Another User Defined Function (UDF) prompted by a query at Eng-Tips.
The question concerned a set of data consisting of 13 columns, which was to be divided into two sets, based on the contents of Column 4, then the contents of columns 6 to 11 were to be summed for each row with identical contents in columns 12 and 13.
The first attempt copied the data into two arrays (based on the contents of Column 4), then did a nested loop, for each row of Array1 looping through all of Array2, and adding the contents of Array2 to the current row of Array1, when columns 12 and 13 were identical in each array. This worked, but was extremely slow, taking about 4 minutes for 50,000 rows of data.
One way to speed up the process would be to sort both arrays based on the contents of columns 12 and 13, then exit each loop when the columns no longer matched. An easier and more efficient way though is to create a dictionary object; the algorithm is:
- Copy the data into two arrays, based on the contents of Column 4
- Create a dictionary object of Array2, using a key formed from the combined text of columns 12 and 13, and an Item value of the row number.
- Whenever a later row in Array2 is found matching an existing dictionary key, the values of columns 6 to 11 are added to the matching row.
- Loop through Array1, and add the contents of columns 6 to 11 from the first matching row in Array 2, using the dictionary to identify the row number
The revised routine reduced the time for 50,000 rows from more than 4 minutes to less than 1 second!
The spreadsheet can be downloaded from SelectSum.xlsb, including full open source code.
The function SumSelectD can be used as an array function directly on the spreadsheet, or run the routine CopySumDict to use the data on sheet1, and copy the results to sheet2. Note that the subroutine needs three named ranges:
- TLD: the top left cell of the input data
- Criteria: five cells in a column, defining the selection criteria
- Results: A range of two or more cells at the top left of the output range (the subroutine automatically resizes this range to accommodate the output data).
Also note that the code includes the original, very slow, routines (SumSelect and CopySum). These will work, but may take several minutes to process a large range of data.
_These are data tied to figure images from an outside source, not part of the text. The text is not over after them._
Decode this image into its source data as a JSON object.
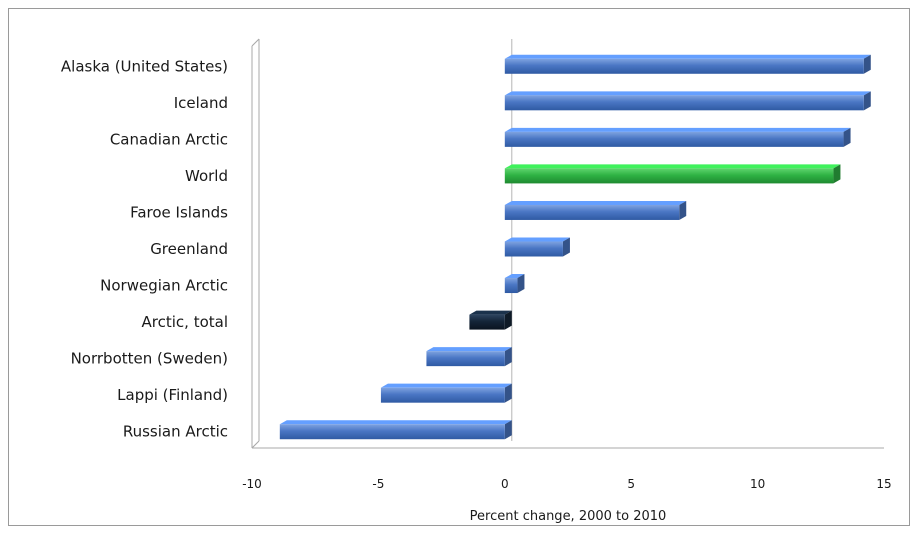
{
  "chart_data": {
    "type": "bar",
    "orientation": "horizontal",
    "categories": [
      "Alaska (United States)",
      "Iceland",
      "Canadian Arctic",
      "World",
      "Faroe Islands",
      "Greenland",
      "Norwegian Arctic",
      "Arctic, total",
      "Norrbotten (Sweden)",
      "Lappi (Finland)",
      "Russian Arctic"
    ],
    "values": [
      14.2,
      14.2,
      13.4,
      13.0,
      6.9,
      2.3,
      0.5,
      -1.4,
      -3.1,
      -4.9,
      -8.9
    ],
    "bar_colors": [
      "#4a76c4",
      "#4a76c4",
      "#4a76c4",
      "#2fb344",
      "#4a76c4",
      "#4a76c4",
      "#4a76c4",
      "#142538",
      "#4a76c4",
      "#4a76c4",
      "#4a76c4"
    ],
    "title": "",
    "xlabel": "Percent change, 2000 to 2010",
    "ylabel": "",
    "xlim": [
      -10,
      15
    ],
    "xticks": [
      "-10",
      "-5",
      "0",
      "5",
      "10",
      "15"
    ],
    "grid": false,
    "legend": "none"
  }
}
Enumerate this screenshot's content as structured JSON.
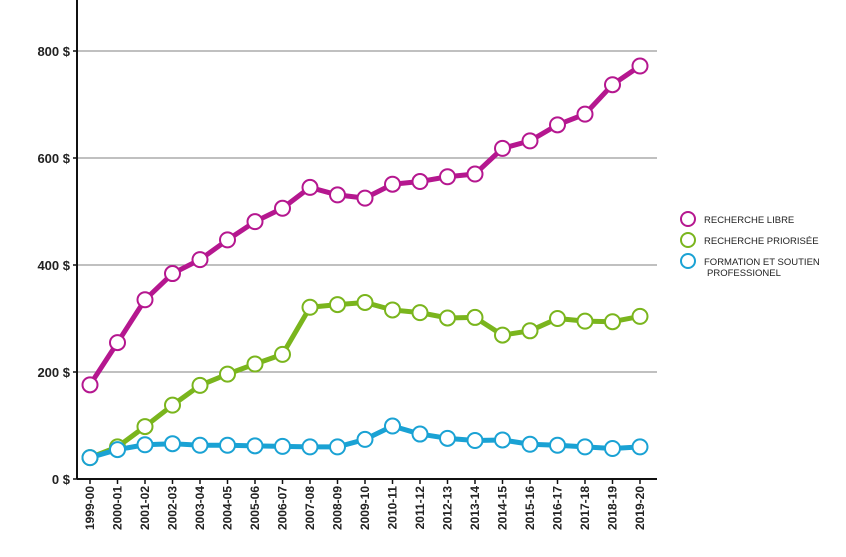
{
  "chart_data": {
    "type": "line",
    "title": "",
    "xlabel": "",
    "ylabel": "",
    "ylim": [
      0,
      800
    ],
    "y_ticks": [
      "0 $",
      "200 $",
      "400 $",
      "600 $",
      "800 $"
    ],
    "y_tick_values": [
      0,
      200,
      400,
      600,
      800
    ],
    "grid": true,
    "legend_position": "right",
    "categories": [
      "1999-00",
      "2000-01",
      "2001-02",
      "2002-03",
      "2003-04",
      "2004-05",
      "2005-06",
      "2006-07",
      "2007-08",
      "2008-09",
      "2009-10",
      "2010-11",
      "2011-12",
      "2012-13",
      "2013-14",
      "2014-15",
      "2015-16",
      "2016-17",
      "2017-18",
      "2018-19",
      "2019-20"
    ],
    "series": [
      {
        "name": "RECHERCHE LIBRE",
        "color": "#b5178f",
        "values": [
          176,
          255,
          335,
          384,
          410,
          447,
          481,
          506,
          545,
          531,
          525,
          551,
          556,
          565,
          570,
          618,
          632,
          662,
          682,
          737,
          772
        ]
      },
      {
        "name": "RECHERCHE PRIORISÉE",
        "color": "#7ab51d",
        "values": [
          40,
          60,
          98,
          138,
          175,
          196,
          215,
          233,
          321,
          326,
          330,
          316,
          311,
          301,
          302,
          269,
          277,
          300,
          295,
          294,
          304
        ]
      },
      {
        "name": "FORMATION ET SOUTIEN PROFESSIONEL",
        "name_lines": [
          "FORMATION ET SOUTIEN",
          "PROFESSIONEL"
        ],
        "color": "#1aa2d4",
        "values": [
          40,
          55,
          64,
          66,
          63,
          63,
          62,
          61,
          60,
          60,
          74,
          99,
          84,
          76,
          72,
          73,
          65,
          63,
          60,
          57,
          60
        ]
      }
    ]
  }
}
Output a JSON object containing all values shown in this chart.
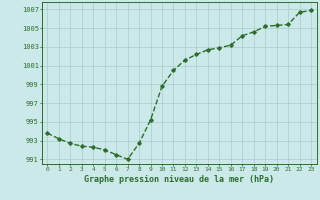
{
  "x": [
    0,
    1,
    2,
    3,
    4,
    5,
    6,
    7,
    8,
    9,
    10,
    11,
    12,
    13,
    14,
    15,
    16,
    17,
    18,
    19,
    20,
    21,
    22,
    23
  ],
  "y": [
    993.8,
    993.2,
    992.7,
    992.4,
    992.3,
    992.0,
    991.5,
    991.0,
    992.7,
    995.2,
    998.8,
    1000.5,
    1001.6,
    1002.2,
    1002.7,
    1002.9,
    1003.2,
    1004.2,
    1004.6,
    1005.2,
    1005.3,
    1005.4,
    1006.7,
    1006.9
  ],
  "line_color": "#2d6e2d",
  "marker": "D",
  "marker_size": 1.8,
  "line_width": 1.0,
  "bg_color": "#cce9e9",
  "grid_color": "#aacccc",
  "xlabel": "Graphe pression niveau de la mer (hPa)",
  "xlabel_fontsize": 6.0,
  "xlabel_color": "#2d6e2d",
  "ytick_labels": [
    "991",
    "993",
    "995",
    "997",
    "999",
    "1001",
    "1003",
    "1005",
    "1007"
  ],
  "ylim": [
    990.5,
    1007.8
  ],
  "xlim": [
    -0.5,
    23.5
  ],
  "yticks": [
    991,
    993,
    995,
    997,
    999,
    1001,
    1003,
    1005,
    1007
  ],
  "xtick_fontsize": 4.5,
  "ytick_fontsize": 5.0,
  "tick_color": "#2d6e2d"
}
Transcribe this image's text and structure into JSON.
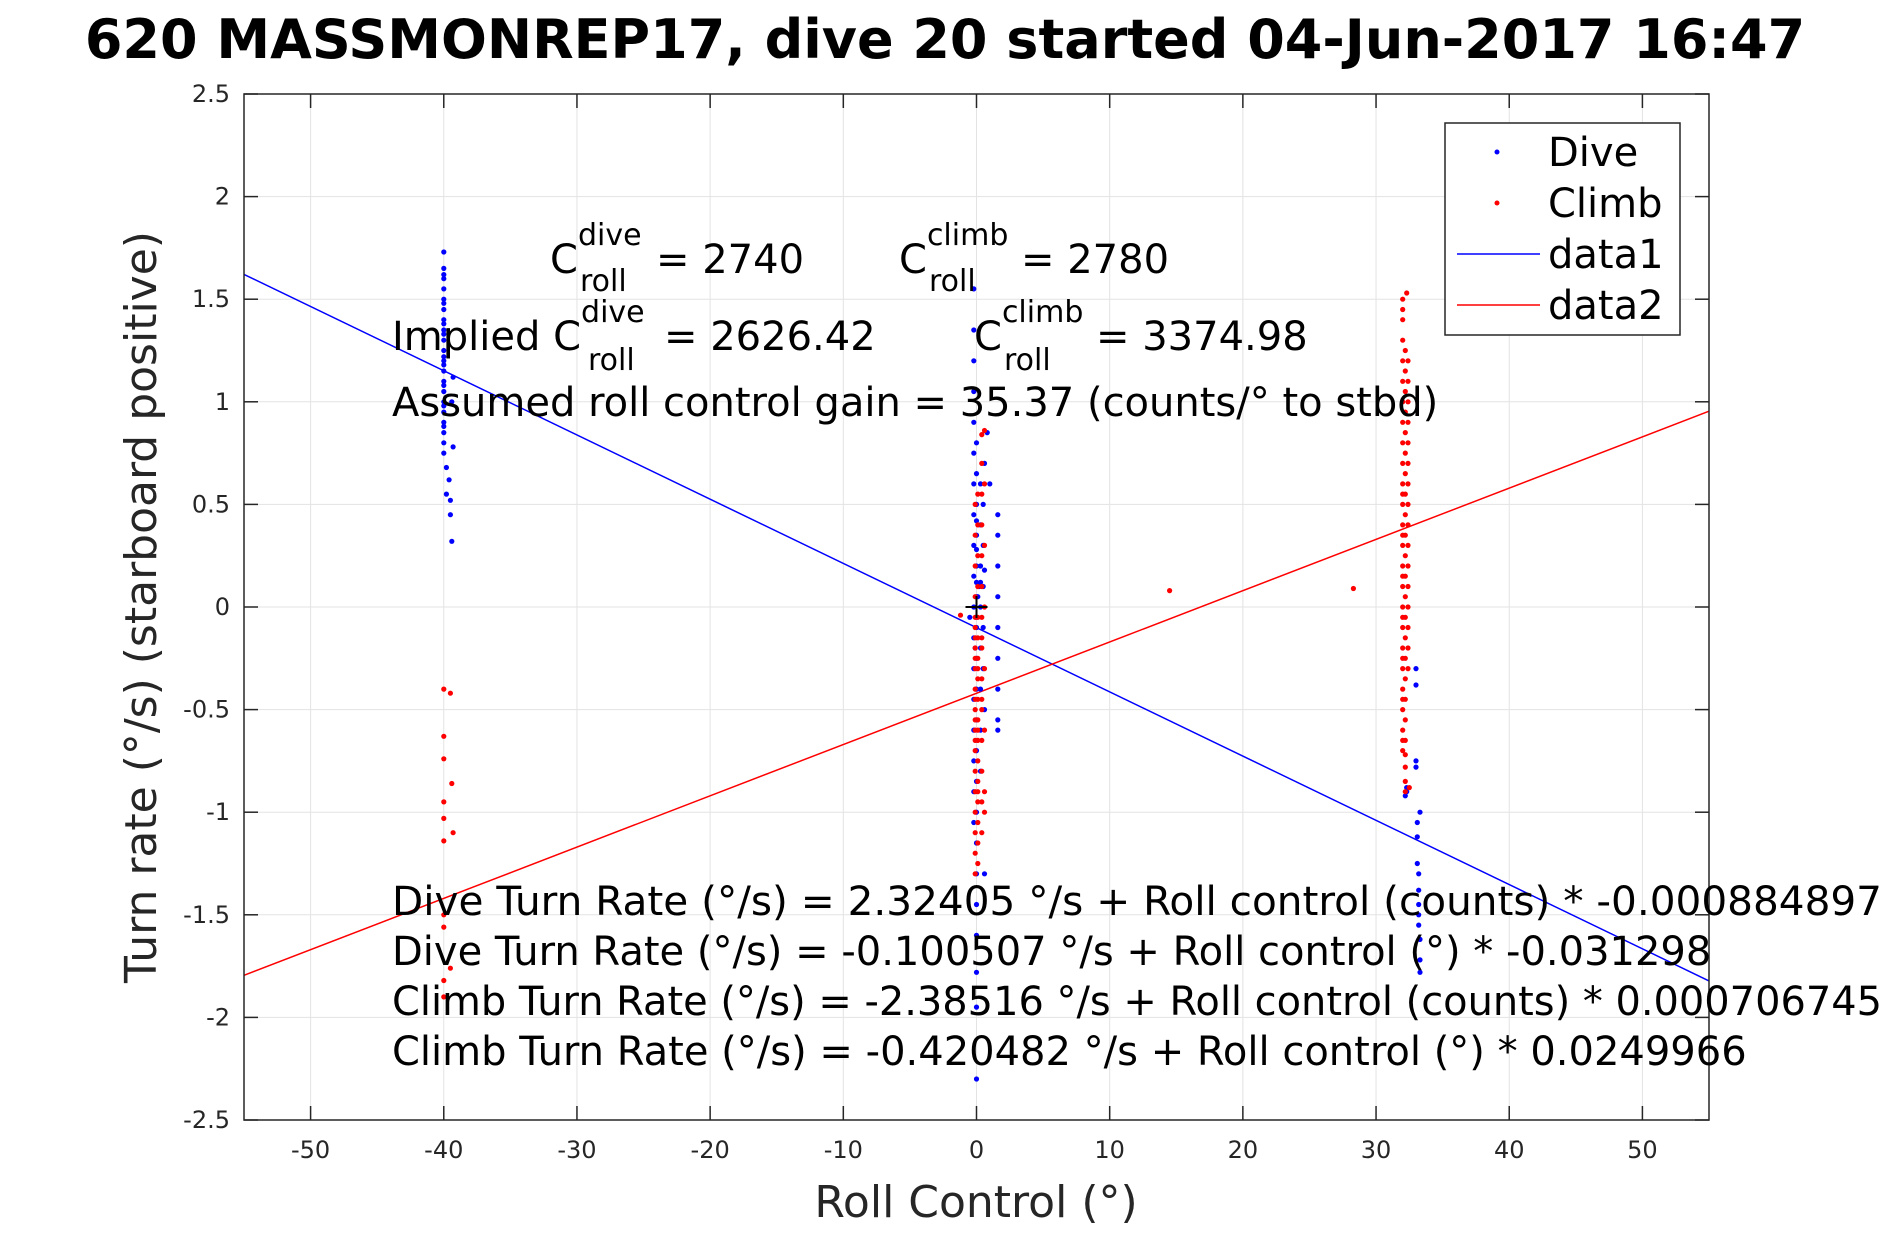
{
  "chart_data": {
    "type": "scatter",
    "title": "620 MASSMONREP17, dive 20 started 04-Jun-2017 16:47",
    "xlabel": "Roll Control (°)",
    "ylabel": "Turn rate (°/s) (starboard positive)",
    "xlim": [
      -55,
      55
    ],
    "ylim": [
      -2.5,
      2.5
    ],
    "xticks": [
      -50,
      -40,
      -30,
      -20,
      -10,
      0,
      10,
      20,
      30,
      40,
      50
    ],
    "yticks": [
      -2.5,
      -2,
      -1.5,
      -1,
      -0.5,
      0,
      0.5,
      1,
      1.5,
      2,
      2.5
    ],
    "xtick_labels": [
      "-50",
      "-40",
      "-30",
      "-20",
      "-10",
      "0",
      "10",
      "20",
      "30",
      "40",
      "50"
    ],
    "ytick_labels": [
      "-2.5",
      "-2",
      "-1.5",
      "-1",
      "-0.5",
      "0",
      "0.5",
      "1",
      "1.5",
      "2",
      "2.5"
    ],
    "grid": true,
    "legend_placement": "top-right",
    "series": [
      {
        "name": "Dive",
        "kind": "points",
        "color": "#0000ff",
        "x": [
          -40,
          -40,
          -40,
          -40,
          -40,
          -40,
          -40,
          -40,
          -40,
          -40,
          -40,
          -40,
          -40,
          -40,
          -40,
          -40,
          -40,
          -40,
          -40,
          -40,
          -40,
          -40,
          -40,
          -40,
          -40,
          -40,
          -40,
          -40,
          -40,
          -39.8,
          -39.8,
          -39.6,
          -39.5,
          -39.5,
          -39.4,
          -39.4,
          -39.3,
          -39.3,
          -0.2,
          -0.2,
          -0.2,
          -0.2,
          -0.2,
          -0.2,
          -0.2,
          -0.2,
          -0.2,
          -0.2,
          -0.2,
          -0.2,
          -0.2,
          -0.2,
          -0.2,
          -0.2,
          -0.2,
          -0.2,
          0,
          0,
          0,
          0,
          0,
          0,
          0,
          0,
          0,
          0,
          0,
          0,
          0,
          0,
          0,
          0,
          0,
          0,
          0,
          0,
          0,
          0,
          0,
          0,
          0.3,
          0.3,
          0.3,
          0.3,
          0.3,
          0.3,
          0.3,
          0.3,
          0.5,
          0.5,
          0.5,
          0.5,
          0.5,
          0.6,
          0.6,
          0.6,
          1.6,
          1.6,
          1.6,
          1.6,
          1.6,
          1.6,
          1.6,
          1.6,
          1.6,
          32.2,
          32.3,
          32.3,
          33,
          33,
          33,
          33,
          33.1,
          33.1,
          33.1,
          33.2,
          33.2,
          33.2,
          33.2,
          33.2,
          33.3,
          33.3,
          33.3,
          33.3,
          -0.5,
          0.1,
          0.2,
          0.6,
          0.3,
          1.0,
          0.8,
          -0.1
        ],
        "y": [
          1.73,
          1.65,
          1.6,
          1.55,
          1.5,
          1.45,
          1.4,
          1.35,
          1.3,
          1.25,
          1.2,
          1.15,
          1.1,
          1.05,
          1.0,
          0.95,
          0.9,
          0.85,
          0.8,
          0.75,
          1.62,
          1.48,
          1.33,
          1.22,
          1.08,
          0.98,
          0.88,
          1.38,
          1.18,
          0.68,
          0.55,
          0.62,
          0.45,
          0.52,
          0.32,
          1.0,
          1.12,
          0.78,
          1.55,
          1.35,
          1.2,
          1.05,
          0.9,
          0.75,
          0.6,
          0.45,
          0.3,
          0.15,
          0.0,
          -0.15,
          -0.3,
          -0.45,
          -0.6,
          -0.75,
          -0.9,
          -1.05,
          0.8,
          0.65,
          0.5,
          0.35,
          0.2,
          0.05,
          -0.1,
          -0.25,
          -0.4,
          -0.55,
          -0.7,
          -0.85,
          -1.0,
          -1.15,
          -1.3,
          -1.45,
          -1.6,
          -1.78,
          -1.95,
          -2.3,
          0.42,
          0.28,
          0.12,
          -0.05,
          0.6,
          0.4,
          0.2,
          0.0,
          -0.2,
          -0.4,
          -0.6,
          -0.8,
          0.5,
          0.3,
          0.1,
          -0.1,
          -0.3,
          0.7,
          -0.5,
          -1.3,
          0.45,
          0.35,
          0.2,
          0.05,
          -0.1,
          -0.25,
          -0.4,
          -0.55,
          -0.6,
          -0.92,
          -0.9,
          -0.88,
          -0.3,
          -0.38,
          -0.75,
          -0.78,
          -1.05,
          -1.12,
          -1.25,
          -1.3,
          -1.38,
          -1.45,
          -1.5,
          -1.55,
          -1.62,
          -1.72,
          -1.78,
          -1.0,
          -0.05,
          0.05,
          0.1,
          0.18,
          0.12,
          0.6,
          0.85,
          -0.2
        ]
      },
      {
        "name": "Climb",
        "kind": "points",
        "color": "#ff0000",
        "x": [
          -40,
          -40,
          -40,
          -40,
          -40,
          -40,
          -40,
          -40,
          -40,
          -40,
          -39.5,
          -39.4,
          -39.5,
          -39.3,
          -0.1,
          -0.1,
          -0.1,
          -0.1,
          -0.1,
          -0.1,
          -0.1,
          -0.1,
          -0.1,
          -0.1,
          -0.1,
          -0.1,
          -0.1,
          -0.1,
          -0.1,
          -0.1,
          -0.1,
          -0.1,
          -0.1,
          -0.1,
          -0.1,
          -0.1,
          -0.1,
          0.1,
          0.1,
          0.1,
          0.1,
          0.1,
          0.1,
          0.1,
          0.1,
          0.1,
          0.1,
          0.1,
          0.1,
          0.1,
          0.1,
          0.1,
          0.1,
          0.1,
          0.1,
          0.1,
          0.1,
          0.4,
          0.4,
          0.4,
          0.4,
          0.4,
          0.4,
          0.4,
          0.4,
          0.4,
          0.4,
          0.4,
          0.4,
          0.4,
          0.4,
          0.4,
          0.4,
          0.6,
          0.6,
          0.6,
          0.6,
          0.6,
          0.6,
          0.6,
          0.6,
          -1.2,
          14.5,
          28.3,
          32,
          32,
          32,
          32,
          32,
          32,
          32,
          32,
          32,
          32,
          32,
          32,
          32,
          32,
          32,
          32,
          32,
          32,
          32,
          32,
          32,
          32,
          32,
          32,
          32,
          32,
          32,
          32,
          32,
          32,
          32,
          32.2,
          32.2,
          32.2,
          32.2,
          32.2,
          32.2,
          32.2,
          32.2,
          32.2,
          32.2,
          32.2,
          32.2,
          32.2,
          32.2,
          32.2,
          32.2,
          32.2,
          32.2,
          32.2,
          32.2,
          32.2,
          32.2,
          32.2,
          32.2,
          32.4,
          32.4,
          32.4,
          32.4,
          32.4,
          32.4,
          32.4,
          32.4,
          32.4,
          32.4,
          32.4,
          32.4,
          32.4,
          32.4,
          32.4,
          32.4,
          32.3,
          32.5
        ],
        "y": [
          -0.4,
          -0.63,
          -0.74,
          -0.95,
          -1.03,
          -1.14,
          -1.5,
          -1.56,
          -1.82,
          -1.9,
          -0.42,
          -0.86,
          -1.76,
          -1.1,
          0.5,
          0.35,
          0.2,
          0.05,
          -0.1,
          -0.2,
          -0.3,
          -0.4,
          -0.5,
          -0.6,
          -0.7,
          -0.8,
          -0.9,
          -1.0,
          -1.1,
          -1.2,
          -1.3,
          -0.05,
          -0.15,
          -0.25,
          -0.45,
          -0.55,
          -0.65,
          0.55,
          0.4,
          0.25,
          0.1,
          -0.05,
          -0.15,
          -0.25,
          -0.35,
          -0.45,
          -0.55,
          -0.65,
          -0.75,
          -0.85,
          -0.95,
          -1.05,
          -1.15,
          -1.25,
          -0.3,
          -0.6,
          -0.9,
          0.84,
          0.7,
          0.55,
          0.4,
          0.25,
          0.1,
          -0.05,
          -0.2,
          -0.35,
          -0.5,
          -0.65,
          -0.8,
          -0.95,
          -1.1,
          -0.15,
          -0.45,
          0.86,
          0.6,
          0.3,
          0.0,
          -0.3,
          -0.6,
          -0.9,
          -1.0,
          -0.04,
          0.08,
          0.09,
          1.5,
          1.4,
          1.3,
          1.2,
          1.1,
          1.0,
          0.9,
          0.8,
          0.7,
          0.6,
          0.5,
          0.4,
          0.3,
          0.2,
          0.1,
          0.0,
          -0.1,
          -0.2,
          -0.3,
          -0.4,
          -0.5,
          -0.6,
          -0.7,
          0.55,
          0.35,
          0.15,
          -0.05,
          -0.25,
          -0.45,
          -0.65,
          1.45,
          1.25,
          1.15,
          1.05,
          0.95,
          0.85,
          0.75,
          0.65,
          0.55,
          0.45,
          0.35,
          0.25,
          0.15,
          0.05,
          -0.05,
          -0.15,
          -0.25,
          -0.35,
          -0.45,
          -0.55,
          -0.65,
          -0.72,
          -0.78,
          -0.85,
          -0.9,
          1.2,
          1.1,
          1.0,
          0.9,
          0.8,
          0.7,
          0.6,
          0.5,
          0.4,
          0.3,
          0.2,
          0.1,
          0.0,
          -0.1,
          -0.2,
          -0.3,
          1.53,
          -0.88
        ]
      },
      {
        "name": "data1",
        "kind": "line",
        "color": "#0000ff",
        "x": [
          -55,
          55
        ],
        "y": [
          1.621,
          -1.822
        ]
      },
      {
        "name": "data2",
        "kind": "line",
        "color": "#ff0000",
        "x": [
          -55,
          55
        ],
        "y": [
          -1.795,
          0.954
        ]
      }
    ],
    "annotations": [
      {
        "pre": "C",
        "sup": "dive",
        "sub": "roll",
        "post": " = 2740"
      },
      {
        "pre": "C",
        "sup": "climb",
        "sub": "roll",
        "post": " = 2780"
      },
      {
        "pre": "Implied C",
        "sup": "dive",
        "sub": "roll",
        "post": " = 2626.42"
      },
      {
        "pre": "C",
        "sup": "climb",
        "sub": "roll",
        "post": " = 3374.98"
      },
      {
        "text": "Assumed roll control gain = 35.37 (counts/° to stbd)"
      },
      {
        "text": "Dive Turn Rate (°/s) = 2.32405 °/s + Roll control (counts) * -0.000884897"
      },
      {
        "text": "Dive Turn Rate (°/s) = -0.100507 °/s + Roll control (°) * -0.031298"
      },
      {
        "text": "Climb Turn Rate (°/s) = -2.38516 °/s + Roll control (counts) * 0.000706745"
      },
      {
        "text": "Climb Turn Rate (°/s) = -0.420482 °/s + Roll control (°) * 0.0249966"
      }
    ],
    "center_marker": {
      "x": 0,
      "y": 0
    }
  }
}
Finally, the spreadsheet also includes another short UDF using the scripting dictionary, taken from Daily-Dose-of-Excel. This UDF counts the number of unique items from a comma delimited list in a spreadsheet cell. The download file includes an example, and the full code is shown below:
Function F_unique(c00) Dim sn As Variant, j As Long, c01 As Long, Dict As Scripting.Dictionary sn = Split(c00, ",") Set Dict = New Scripting.Dictionary With Dict For j = 0 To UBound(sn) c01 = .Item(Trim(sn(j))) Next F_unique = .Count End With End Function
See the DDoE post for an even shorter version.
Note that to use the scripting dictionary you need to create a reference to “Microsoft Scripting Runtime” under Tools-References in the Visual Basic Editor.